P. mirabilis mrpA and ureC mutants are defective in cluster formation. (A–C) Representative sections of (A) P. mirabilis wild-type, (B) ureC, and (C) mrpA-infected murine bladders at 24 hpi. The wild-type–infected bladders show two regional views of clusters, whereas the mutant-infected bladders show a close-up of the urothelial surface (B, i; C, i] and a regional view (B, ii; C, ii). A region with a loose aggregate of mrpA mutant bacteria is boxed in C, ii, and magnified in C, iv. Bacteria are in green, UPIIIa in red, and DAPI in blue. (Scale bars, in micrometers, are as marked.) (A–C, iii) Alizarin Red staining of a section proximate to the regional view shown by immunofluorescent staining. Only wild-type P. mirabilis-infected bladders contain significant mineral deposition. L, bladder lumen; an asterisk indicates an extracellular cluster. Arrows indicate regions with increased DAPI signal. (D) Quantification of P. mirabilis wild type and mutant bladder colonization at 24 hpi. Dashed line indicates the limit of detection (200 cfu/g). n = 10 mice per strain tested.

Fig. S5.

The ureC mutant does not have an in vitro growth defect. The ureC mutant has identical growth kinetics in LB medium compared with the wild-type parent strain HI4320, consistent with its initial report (53). The same was true when these strains were cultured in minimal medium, even if the sole nitrogen source, ammonium sulfate, was halved. Results are from three independent experiments.
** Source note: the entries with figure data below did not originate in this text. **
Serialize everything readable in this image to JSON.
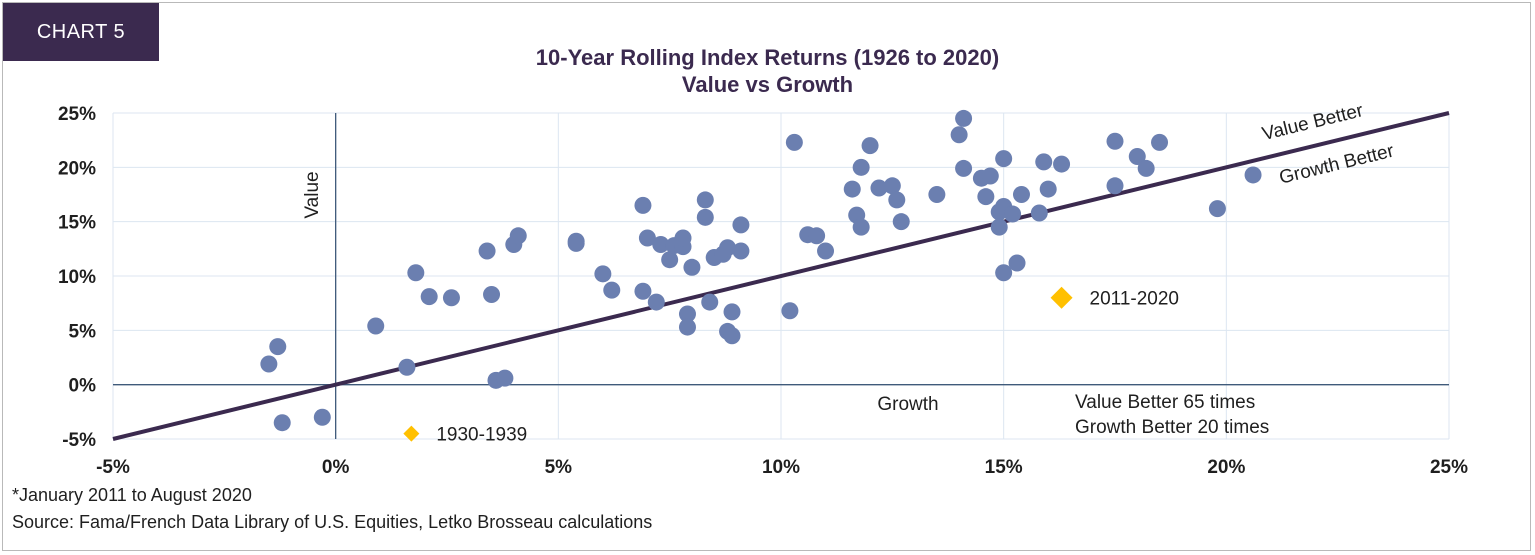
{
  "badge": "CHART 5",
  "chart_data": {
    "type": "scatter",
    "title": "10-Year Rolling Index Returns (1926 to 2020)",
    "subtitle": "Value vs Growth",
    "xlim": [
      -5,
      25
    ],
    "ylim": [
      -5,
      25
    ],
    "x_ticks": [
      "-5%",
      "0%",
      "5%",
      "10%",
      "15%",
      "20%",
      "25%"
    ],
    "y_ticks": [
      "25%",
      "20%",
      "15%",
      "10%",
      "5%",
      "0%",
      "-5%"
    ],
    "grid": true,
    "axis_labels": {
      "value": "Value",
      "growth": "Growth"
    },
    "diagonal_labels": {
      "upper": "Value Better",
      "lower": "Growth Better"
    },
    "summary": [
      "Value Better 65 times",
      "Growth Better 20 times"
    ],
    "series": [
      {
        "marker": "circle",
        "color": "#6b7fb0",
        "points": [
          [
            -1.5,
            1.9
          ],
          [
            -1.3,
            3.5
          ],
          [
            -1.2,
            -3.5
          ],
          [
            -0.3,
            -3.0
          ],
          [
            0.9,
            5.4
          ],
          [
            1.6,
            1.6
          ],
          [
            1.8,
            10.3
          ],
          [
            2.1,
            8.1
          ],
          [
            2.6,
            8.0
          ],
          [
            3.4,
            12.3
          ],
          [
            3.5,
            8.3
          ],
          [
            3.6,
            0.4
          ],
          [
            3.8,
            0.6
          ],
          [
            4.0,
            12.9
          ],
          [
            4.1,
            13.7
          ],
          [
            5.4,
            13.2
          ],
          [
            5.4,
            13.0
          ],
          [
            6.0,
            10.2
          ],
          [
            6.2,
            8.7
          ],
          [
            6.9,
            16.5
          ],
          [
            6.9,
            8.6
          ],
          [
            7.0,
            13.5
          ],
          [
            7.2,
            7.6
          ],
          [
            7.3,
            12.9
          ],
          [
            7.5,
            11.5
          ],
          [
            7.6,
            12.8
          ],
          [
            7.8,
            12.7
          ],
          [
            7.8,
            13.5
          ],
          [
            7.9,
            6.5
          ],
          [
            7.9,
            5.3
          ],
          [
            8.0,
            10.8
          ],
          [
            8.3,
            17.0
          ],
          [
            8.3,
            15.4
          ],
          [
            8.4,
            7.6
          ],
          [
            8.5,
            11.7
          ],
          [
            8.7,
            12.0
          ],
          [
            8.8,
            12.6
          ],
          [
            8.8,
            4.9
          ],
          [
            8.9,
            6.7
          ],
          [
            8.9,
            4.5
          ],
          [
            9.1,
            14.7
          ],
          [
            9.1,
            12.3
          ],
          [
            10.2,
            6.8
          ],
          [
            10.3,
            22.3
          ],
          [
            10.6,
            13.8
          ],
          [
            10.8,
            13.7
          ],
          [
            11.0,
            12.3
          ],
          [
            11.6,
            18.0
          ],
          [
            11.7,
            15.6
          ],
          [
            11.8,
            14.5
          ],
          [
            11.8,
            20.0
          ],
          [
            12.0,
            22.0
          ],
          [
            12.2,
            18.1
          ],
          [
            12.5,
            18.3
          ],
          [
            12.6,
            17.0
          ],
          [
            12.7,
            15.0
          ],
          [
            13.5,
            17.5
          ],
          [
            14.0,
            23.0
          ],
          [
            14.1,
            19.9
          ],
          [
            14.1,
            24.5
          ],
          [
            14.5,
            19.0
          ],
          [
            14.6,
            17.3
          ],
          [
            14.7,
            19.2
          ],
          [
            14.9,
            15.9
          ],
          [
            14.9,
            14.5
          ],
          [
            15.0,
            16.4
          ],
          [
            15.0,
            10.3
          ],
          [
            15.0,
            20.8
          ],
          [
            15.2,
            15.7
          ],
          [
            15.3,
            11.2
          ],
          [
            15.4,
            17.5
          ],
          [
            15.8,
            15.8
          ],
          [
            15.9,
            20.5
          ],
          [
            16.0,
            18.0
          ],
          [
            16.3,
            20.3
          ],
          [
            17.5,
            22.4
          ],
          [
            17.5,
            18.3
          ],
          [
            18.0,
            21.0
          ],
          [
            18.2,
            19.9
          ],
          [
            18.5,
            22.3
          ],
          [
            19.8,
            16.2
          ],
          [
            20.6,
            19.3
          ]
        ]
      },
      {
        "marker": "diamond",
        "color": "#ffc000",
        "points": [
          [
            16.3,
            8.0
          ],
          [
            1.7,
            -4.5
          ]
        ],
        "labels": [
          "2011-2020",
          "1930-1939"
        ]
      }
    ]
  },
  "footnotes": {
    "note": "*January 2011 to August 2020",
    "source": "Source: Fama/French Data Library of U.S. Equities, Letko Brosseau calculations"
  }
}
Although the ureC mutant is readily cultured in pooled human urine (28), the parent strain rapidly generates alkaline conditions (pH > 9.0) with consequent growth inhibition and mineral precipitation.

Fig. S6.

Urinary pH during P. mirabilis UTI. Urinary pH was measured in mice before infection and 24 hpi. Connected lines show the change in pH in an individual mouse over time. The median increase in pH was 0.6 and 0.3 for wild type and the mrpA mutant, respectively.

Fig. 5.

Model of initial bladder colonization and cluster development by P. mirabilis. P. mirabilis infections are frequently associated with urinary catheters (Top). At early time points after gaining access to the bladder (0.5 hpi), bacteria (green) adhere to and invade urothelial umbrella cells; however, by 6 hpi, intracellular bacteria have largely disappeared (dashed outlining). Instead, fimbriated bacteria begin to form clusters on the apical surface of umbrella cells (10 hpi), which continue to grow (24 hpi), leading to increased local concentrations of toxins (yellow stars) and urease-generated ammonia (NH₃) as well as massive neutrophil infiltration (blue cells). The combined effect leads to crystalline mineral deposition (gray) and destruction of the urothelial surface.